The president of the Cabildo de Gran Canaria island Government, Antonio Morales, this Saturday urgently requested that migrants arriving on the island be transferred to mainland Spain and to Europe as quickly as possible, because, in his words, The Canary Islands “should not become a prison” for people who reach its shores in boats or pateras, saying that he wants migrants quickly moved on.

He was visiting the Arguineguín harbour wall (in the southwestern municipality of Mogán), where 222 migrants remained still, and Morales reaffirmed his view that the solution is not to transfer these people temporarily to different facilities around the island, but instead to facilitate their leaving the Canary Islands, to head for the peninsula and Europe.

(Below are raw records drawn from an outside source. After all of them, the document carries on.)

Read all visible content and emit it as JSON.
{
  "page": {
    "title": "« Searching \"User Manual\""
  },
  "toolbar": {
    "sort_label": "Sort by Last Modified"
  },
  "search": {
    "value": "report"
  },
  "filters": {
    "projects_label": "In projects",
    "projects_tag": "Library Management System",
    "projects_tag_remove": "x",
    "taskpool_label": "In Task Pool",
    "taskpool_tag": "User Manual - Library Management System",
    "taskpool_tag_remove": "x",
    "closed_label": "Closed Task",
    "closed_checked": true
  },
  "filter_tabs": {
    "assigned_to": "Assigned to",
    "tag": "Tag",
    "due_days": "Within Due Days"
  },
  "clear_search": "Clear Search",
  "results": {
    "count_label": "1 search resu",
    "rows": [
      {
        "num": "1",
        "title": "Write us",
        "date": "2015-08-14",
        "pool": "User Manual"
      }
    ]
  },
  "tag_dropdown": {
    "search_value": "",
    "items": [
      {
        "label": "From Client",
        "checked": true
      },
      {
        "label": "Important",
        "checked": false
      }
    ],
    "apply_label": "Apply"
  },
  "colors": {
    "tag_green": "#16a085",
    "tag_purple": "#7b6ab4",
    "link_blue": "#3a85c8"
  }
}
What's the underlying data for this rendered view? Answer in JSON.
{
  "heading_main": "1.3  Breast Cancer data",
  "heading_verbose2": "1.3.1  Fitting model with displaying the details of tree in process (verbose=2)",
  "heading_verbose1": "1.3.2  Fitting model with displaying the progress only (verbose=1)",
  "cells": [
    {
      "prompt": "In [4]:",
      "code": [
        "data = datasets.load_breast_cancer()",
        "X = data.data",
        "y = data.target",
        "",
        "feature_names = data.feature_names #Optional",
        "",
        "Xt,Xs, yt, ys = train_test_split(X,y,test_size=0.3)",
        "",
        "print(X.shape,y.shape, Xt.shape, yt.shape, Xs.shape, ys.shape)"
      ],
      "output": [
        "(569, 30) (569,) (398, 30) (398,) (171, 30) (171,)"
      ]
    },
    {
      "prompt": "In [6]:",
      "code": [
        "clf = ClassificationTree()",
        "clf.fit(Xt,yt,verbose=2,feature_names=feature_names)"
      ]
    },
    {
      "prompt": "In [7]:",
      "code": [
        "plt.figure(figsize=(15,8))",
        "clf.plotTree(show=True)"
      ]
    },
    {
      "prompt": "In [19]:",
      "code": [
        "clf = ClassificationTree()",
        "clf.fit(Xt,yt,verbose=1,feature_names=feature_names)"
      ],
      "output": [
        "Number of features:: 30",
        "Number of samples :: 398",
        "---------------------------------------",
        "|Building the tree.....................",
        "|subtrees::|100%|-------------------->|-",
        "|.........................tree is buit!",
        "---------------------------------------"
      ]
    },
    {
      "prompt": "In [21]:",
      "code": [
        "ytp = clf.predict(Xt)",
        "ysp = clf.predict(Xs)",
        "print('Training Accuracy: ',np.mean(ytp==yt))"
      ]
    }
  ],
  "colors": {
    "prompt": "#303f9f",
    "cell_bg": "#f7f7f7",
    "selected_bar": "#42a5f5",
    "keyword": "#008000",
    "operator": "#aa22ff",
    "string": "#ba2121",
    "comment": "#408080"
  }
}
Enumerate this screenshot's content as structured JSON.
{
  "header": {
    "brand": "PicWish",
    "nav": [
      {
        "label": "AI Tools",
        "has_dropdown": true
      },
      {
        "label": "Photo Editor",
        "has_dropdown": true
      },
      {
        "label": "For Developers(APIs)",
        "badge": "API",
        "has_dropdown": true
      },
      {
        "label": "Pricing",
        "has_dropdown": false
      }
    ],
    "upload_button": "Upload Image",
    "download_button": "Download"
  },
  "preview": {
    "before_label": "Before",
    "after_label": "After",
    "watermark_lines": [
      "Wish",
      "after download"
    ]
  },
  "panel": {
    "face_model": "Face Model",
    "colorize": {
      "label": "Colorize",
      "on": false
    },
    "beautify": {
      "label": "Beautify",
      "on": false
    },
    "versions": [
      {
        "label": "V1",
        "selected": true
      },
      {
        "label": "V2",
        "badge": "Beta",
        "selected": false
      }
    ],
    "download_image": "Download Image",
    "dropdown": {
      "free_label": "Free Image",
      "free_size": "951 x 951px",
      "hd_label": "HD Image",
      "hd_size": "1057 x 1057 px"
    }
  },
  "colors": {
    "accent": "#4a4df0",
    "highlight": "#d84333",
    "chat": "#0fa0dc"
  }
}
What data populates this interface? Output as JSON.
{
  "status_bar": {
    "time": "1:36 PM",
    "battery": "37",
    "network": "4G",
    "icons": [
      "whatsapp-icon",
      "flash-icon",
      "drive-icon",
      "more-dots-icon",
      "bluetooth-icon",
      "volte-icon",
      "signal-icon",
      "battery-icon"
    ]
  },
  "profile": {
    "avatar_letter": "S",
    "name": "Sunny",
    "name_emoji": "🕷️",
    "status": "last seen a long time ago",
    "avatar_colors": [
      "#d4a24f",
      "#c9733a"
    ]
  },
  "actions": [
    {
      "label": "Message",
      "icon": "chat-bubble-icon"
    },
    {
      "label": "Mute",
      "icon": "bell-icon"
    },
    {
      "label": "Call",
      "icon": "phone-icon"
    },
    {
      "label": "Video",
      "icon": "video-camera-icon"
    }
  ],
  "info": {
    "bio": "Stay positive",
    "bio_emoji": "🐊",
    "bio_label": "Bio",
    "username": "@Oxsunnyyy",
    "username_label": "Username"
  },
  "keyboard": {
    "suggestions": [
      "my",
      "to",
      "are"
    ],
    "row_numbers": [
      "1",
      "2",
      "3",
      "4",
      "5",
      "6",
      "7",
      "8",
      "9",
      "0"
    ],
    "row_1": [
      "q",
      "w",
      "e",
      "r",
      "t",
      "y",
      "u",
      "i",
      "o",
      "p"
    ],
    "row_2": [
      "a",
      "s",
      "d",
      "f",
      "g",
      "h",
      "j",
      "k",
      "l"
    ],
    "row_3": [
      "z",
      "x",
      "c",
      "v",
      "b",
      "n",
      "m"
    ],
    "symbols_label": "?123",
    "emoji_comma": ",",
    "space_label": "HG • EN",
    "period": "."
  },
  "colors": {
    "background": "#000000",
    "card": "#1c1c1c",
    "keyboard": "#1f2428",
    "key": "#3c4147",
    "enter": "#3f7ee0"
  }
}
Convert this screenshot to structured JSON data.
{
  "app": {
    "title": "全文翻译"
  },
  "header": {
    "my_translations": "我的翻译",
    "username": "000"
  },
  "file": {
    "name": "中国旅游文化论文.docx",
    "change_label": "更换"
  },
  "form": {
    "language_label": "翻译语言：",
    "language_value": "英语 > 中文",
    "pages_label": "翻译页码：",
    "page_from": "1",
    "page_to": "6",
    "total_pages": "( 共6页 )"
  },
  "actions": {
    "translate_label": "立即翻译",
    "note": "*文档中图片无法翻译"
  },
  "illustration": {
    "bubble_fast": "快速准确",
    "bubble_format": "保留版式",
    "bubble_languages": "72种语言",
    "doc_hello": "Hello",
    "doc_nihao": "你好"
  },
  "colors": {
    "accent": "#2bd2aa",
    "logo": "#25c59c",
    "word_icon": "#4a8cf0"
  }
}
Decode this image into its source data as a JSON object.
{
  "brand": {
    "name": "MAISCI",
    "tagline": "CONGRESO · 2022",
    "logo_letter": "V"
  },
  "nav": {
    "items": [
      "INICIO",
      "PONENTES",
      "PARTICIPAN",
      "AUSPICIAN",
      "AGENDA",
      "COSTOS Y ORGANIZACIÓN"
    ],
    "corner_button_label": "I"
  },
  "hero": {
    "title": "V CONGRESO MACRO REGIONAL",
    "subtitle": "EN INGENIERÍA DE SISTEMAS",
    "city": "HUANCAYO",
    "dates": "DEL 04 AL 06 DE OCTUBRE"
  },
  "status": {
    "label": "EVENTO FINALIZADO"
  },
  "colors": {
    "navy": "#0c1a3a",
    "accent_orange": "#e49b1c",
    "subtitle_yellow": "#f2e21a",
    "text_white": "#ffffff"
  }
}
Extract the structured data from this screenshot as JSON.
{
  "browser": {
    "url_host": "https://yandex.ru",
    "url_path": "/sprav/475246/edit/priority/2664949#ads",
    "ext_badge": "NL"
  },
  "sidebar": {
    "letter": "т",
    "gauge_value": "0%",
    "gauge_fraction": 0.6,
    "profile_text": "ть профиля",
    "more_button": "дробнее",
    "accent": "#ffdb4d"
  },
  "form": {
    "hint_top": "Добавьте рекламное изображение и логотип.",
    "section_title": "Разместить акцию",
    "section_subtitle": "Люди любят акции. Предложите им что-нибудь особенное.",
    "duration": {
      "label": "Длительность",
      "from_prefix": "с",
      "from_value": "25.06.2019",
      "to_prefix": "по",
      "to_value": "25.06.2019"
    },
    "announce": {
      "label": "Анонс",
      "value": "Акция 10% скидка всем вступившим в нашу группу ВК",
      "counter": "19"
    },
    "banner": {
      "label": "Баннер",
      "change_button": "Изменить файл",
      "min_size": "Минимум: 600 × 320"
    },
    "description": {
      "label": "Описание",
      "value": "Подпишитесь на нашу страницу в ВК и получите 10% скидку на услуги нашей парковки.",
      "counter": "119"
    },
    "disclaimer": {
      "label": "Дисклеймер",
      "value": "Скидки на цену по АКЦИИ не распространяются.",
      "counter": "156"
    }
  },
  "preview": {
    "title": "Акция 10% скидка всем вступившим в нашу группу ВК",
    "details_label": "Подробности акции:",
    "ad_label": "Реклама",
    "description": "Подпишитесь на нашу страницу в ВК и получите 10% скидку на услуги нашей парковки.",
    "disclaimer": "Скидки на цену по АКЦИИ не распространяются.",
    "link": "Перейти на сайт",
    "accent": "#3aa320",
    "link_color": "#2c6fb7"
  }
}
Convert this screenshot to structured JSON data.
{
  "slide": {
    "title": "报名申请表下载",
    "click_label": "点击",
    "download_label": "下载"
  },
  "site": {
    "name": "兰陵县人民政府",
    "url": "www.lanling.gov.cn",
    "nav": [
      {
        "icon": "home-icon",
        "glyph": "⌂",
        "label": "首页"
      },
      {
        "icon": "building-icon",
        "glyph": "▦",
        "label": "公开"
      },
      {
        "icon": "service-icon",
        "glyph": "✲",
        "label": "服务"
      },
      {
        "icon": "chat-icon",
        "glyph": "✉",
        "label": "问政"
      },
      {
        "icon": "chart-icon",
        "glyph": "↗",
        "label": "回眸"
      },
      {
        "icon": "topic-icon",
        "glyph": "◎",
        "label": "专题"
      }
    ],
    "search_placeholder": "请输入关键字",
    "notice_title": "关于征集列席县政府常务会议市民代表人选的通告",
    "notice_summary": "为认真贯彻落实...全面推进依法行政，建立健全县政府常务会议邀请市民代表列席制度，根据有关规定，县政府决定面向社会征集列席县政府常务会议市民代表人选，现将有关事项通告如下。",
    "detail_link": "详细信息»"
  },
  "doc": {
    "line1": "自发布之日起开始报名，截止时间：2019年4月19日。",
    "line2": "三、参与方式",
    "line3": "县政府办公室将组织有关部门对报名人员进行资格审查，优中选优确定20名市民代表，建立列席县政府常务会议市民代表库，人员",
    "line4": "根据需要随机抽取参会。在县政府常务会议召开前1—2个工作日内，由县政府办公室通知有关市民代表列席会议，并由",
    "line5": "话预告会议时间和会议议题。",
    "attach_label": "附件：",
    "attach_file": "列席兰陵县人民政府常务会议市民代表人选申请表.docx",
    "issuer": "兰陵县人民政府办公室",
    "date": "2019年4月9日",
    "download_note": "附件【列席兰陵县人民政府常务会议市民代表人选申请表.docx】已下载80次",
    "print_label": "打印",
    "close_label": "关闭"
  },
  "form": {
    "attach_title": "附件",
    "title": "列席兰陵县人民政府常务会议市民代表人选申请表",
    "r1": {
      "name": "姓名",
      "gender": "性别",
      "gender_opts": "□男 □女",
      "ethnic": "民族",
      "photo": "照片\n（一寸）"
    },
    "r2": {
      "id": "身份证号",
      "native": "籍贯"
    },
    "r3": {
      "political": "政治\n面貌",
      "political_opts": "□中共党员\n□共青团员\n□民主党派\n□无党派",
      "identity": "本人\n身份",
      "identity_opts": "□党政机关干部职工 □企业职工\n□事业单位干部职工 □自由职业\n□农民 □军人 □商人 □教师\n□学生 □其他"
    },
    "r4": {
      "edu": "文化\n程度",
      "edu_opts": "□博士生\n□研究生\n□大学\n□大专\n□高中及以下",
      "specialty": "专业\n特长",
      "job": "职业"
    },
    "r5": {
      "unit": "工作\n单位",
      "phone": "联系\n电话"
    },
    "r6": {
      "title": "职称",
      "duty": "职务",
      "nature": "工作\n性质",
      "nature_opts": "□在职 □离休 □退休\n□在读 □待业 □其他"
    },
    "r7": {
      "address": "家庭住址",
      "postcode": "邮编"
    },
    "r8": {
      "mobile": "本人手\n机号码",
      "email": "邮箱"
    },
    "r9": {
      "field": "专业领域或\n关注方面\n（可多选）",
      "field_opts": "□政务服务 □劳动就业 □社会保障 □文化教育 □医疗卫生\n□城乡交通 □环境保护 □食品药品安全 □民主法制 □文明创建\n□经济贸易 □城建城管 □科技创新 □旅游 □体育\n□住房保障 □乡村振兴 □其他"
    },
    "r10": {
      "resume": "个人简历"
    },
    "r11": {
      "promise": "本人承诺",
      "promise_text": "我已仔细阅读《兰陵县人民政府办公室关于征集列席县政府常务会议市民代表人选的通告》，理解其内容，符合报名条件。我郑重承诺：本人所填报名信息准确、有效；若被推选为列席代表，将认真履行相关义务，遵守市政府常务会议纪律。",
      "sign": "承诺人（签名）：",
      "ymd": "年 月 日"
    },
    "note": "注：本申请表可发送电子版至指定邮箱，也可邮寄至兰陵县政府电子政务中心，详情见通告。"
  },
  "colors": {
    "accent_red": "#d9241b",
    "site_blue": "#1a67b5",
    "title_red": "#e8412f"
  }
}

More hotels can be enabled, to accommodate arriving migrants but when the winter season begins “what do we do?”

“We can continue searching and hosting, but until when?” the president asked himself rhetorically.

For Morales, that “the transfer of these people be made possible,” is of the highest priority, because “it is what they themselves also demand, to reach Europe, work and reach places where they have family and friends.”

The 222 migrants at the Arguineguín dock are waiting for PCR tests and results so as to verify their covid-19 coronavirus status.

“We do not want Gran Canaria to be a prison for them,” Morales said, adding that it is because Europe has quite successfully “closed the Mediterranean corridor, that only this route remains, the most dangerous, but right now the only one.”

It is likely that migrants “will continue to arrive”, he warned, for which he has asked that “the detection systems for these vessels be improved because there is a part of the island where it does not work” saying he thinks it to be “absolutely necessary” that there is full coordination between the ministries of the central government.

Of the highest importance is that measures are taken “to transfer these people to the European continent” and thereby avoid repeating the drama of Moria (Greece), where 13,000 people are crowded in to camps. “This drama cannot be reproduced” on this island, he stressed, making clear that he wants migrants quickly moved on elsewhere.

He demanded from the various administrations “more coordination, transparency and information to row in the same direction”, with a “shared” workload that facilitates the de-escalation of “rejection, social alarm and fear”, division which lead to “xenophobic groups and racism by far-right groups.”

For her part, the mayor of Mogán, agreed on the need to allow migrants to continue on their way because “her expectation” is that they should not try to stay in Spain.